Something quick and dirty from the upcoming novel (which, as I’m constantly reminding you, is entitled Silent Sorrow and is being published mid next year by IFWG). It’s a page from an illustrated bestiary one of my protagonists stole from a library.

What’s odd about it is that the animal being illustrated seems to have… faded. Remembering that all the maps and diagrams from this novel are artefacts of the world, and all carry part of the plot, I can’t say any more than that. Suffice it to say that this is not the only time scientists trying to describe this elusive beast have come up with a blank.
I wanted this to be hard to read, and I think I succeeded. The font is intended be forbidding, as this knowledge, according to the author, is not for everyone.

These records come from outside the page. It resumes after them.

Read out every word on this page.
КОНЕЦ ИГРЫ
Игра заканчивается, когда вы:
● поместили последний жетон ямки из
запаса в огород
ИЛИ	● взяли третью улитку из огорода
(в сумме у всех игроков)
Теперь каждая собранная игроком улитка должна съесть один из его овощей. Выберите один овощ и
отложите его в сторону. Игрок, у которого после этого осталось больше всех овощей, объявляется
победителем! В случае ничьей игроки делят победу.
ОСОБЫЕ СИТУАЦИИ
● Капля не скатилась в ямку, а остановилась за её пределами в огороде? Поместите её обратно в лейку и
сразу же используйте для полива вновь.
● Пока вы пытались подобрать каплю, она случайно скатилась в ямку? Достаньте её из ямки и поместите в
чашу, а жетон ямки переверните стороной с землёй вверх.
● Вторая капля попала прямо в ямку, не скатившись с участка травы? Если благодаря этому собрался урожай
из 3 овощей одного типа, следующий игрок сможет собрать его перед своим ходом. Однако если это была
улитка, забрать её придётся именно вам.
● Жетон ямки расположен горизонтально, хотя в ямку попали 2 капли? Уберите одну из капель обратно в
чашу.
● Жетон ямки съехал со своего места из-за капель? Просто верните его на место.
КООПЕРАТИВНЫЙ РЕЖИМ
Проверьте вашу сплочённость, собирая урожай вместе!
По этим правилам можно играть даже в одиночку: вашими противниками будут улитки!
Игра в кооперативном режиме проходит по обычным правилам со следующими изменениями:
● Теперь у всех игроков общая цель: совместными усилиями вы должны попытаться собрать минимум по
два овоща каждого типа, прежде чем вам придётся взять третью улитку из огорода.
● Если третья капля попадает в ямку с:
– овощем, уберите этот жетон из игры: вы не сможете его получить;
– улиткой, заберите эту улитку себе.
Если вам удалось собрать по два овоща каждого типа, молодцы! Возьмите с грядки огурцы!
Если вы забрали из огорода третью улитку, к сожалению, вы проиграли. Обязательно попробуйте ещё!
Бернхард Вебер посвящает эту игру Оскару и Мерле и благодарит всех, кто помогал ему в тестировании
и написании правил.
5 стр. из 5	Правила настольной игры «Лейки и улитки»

Academics are by no means immune from playing these sorts of games. I’ve read plenty of academic articles where it seems the arguments have been couched in terms designed to admit only the worthy – and, by doing so, place their concepts out of reach of the uninitiated. Some will remember the Sokal controversy of the late 1990s, a rather unfair dig at deconstructivism. I’m trying to say something about what happens to science, and particularly the communication of science, in an inevitably politicised world. (It turns out we’ve met the author of this article earlier in the novel.)
I drew an earlier version of this with the beast visible, and it was much less effective. “Hide the monster as long as you can” is still good advice!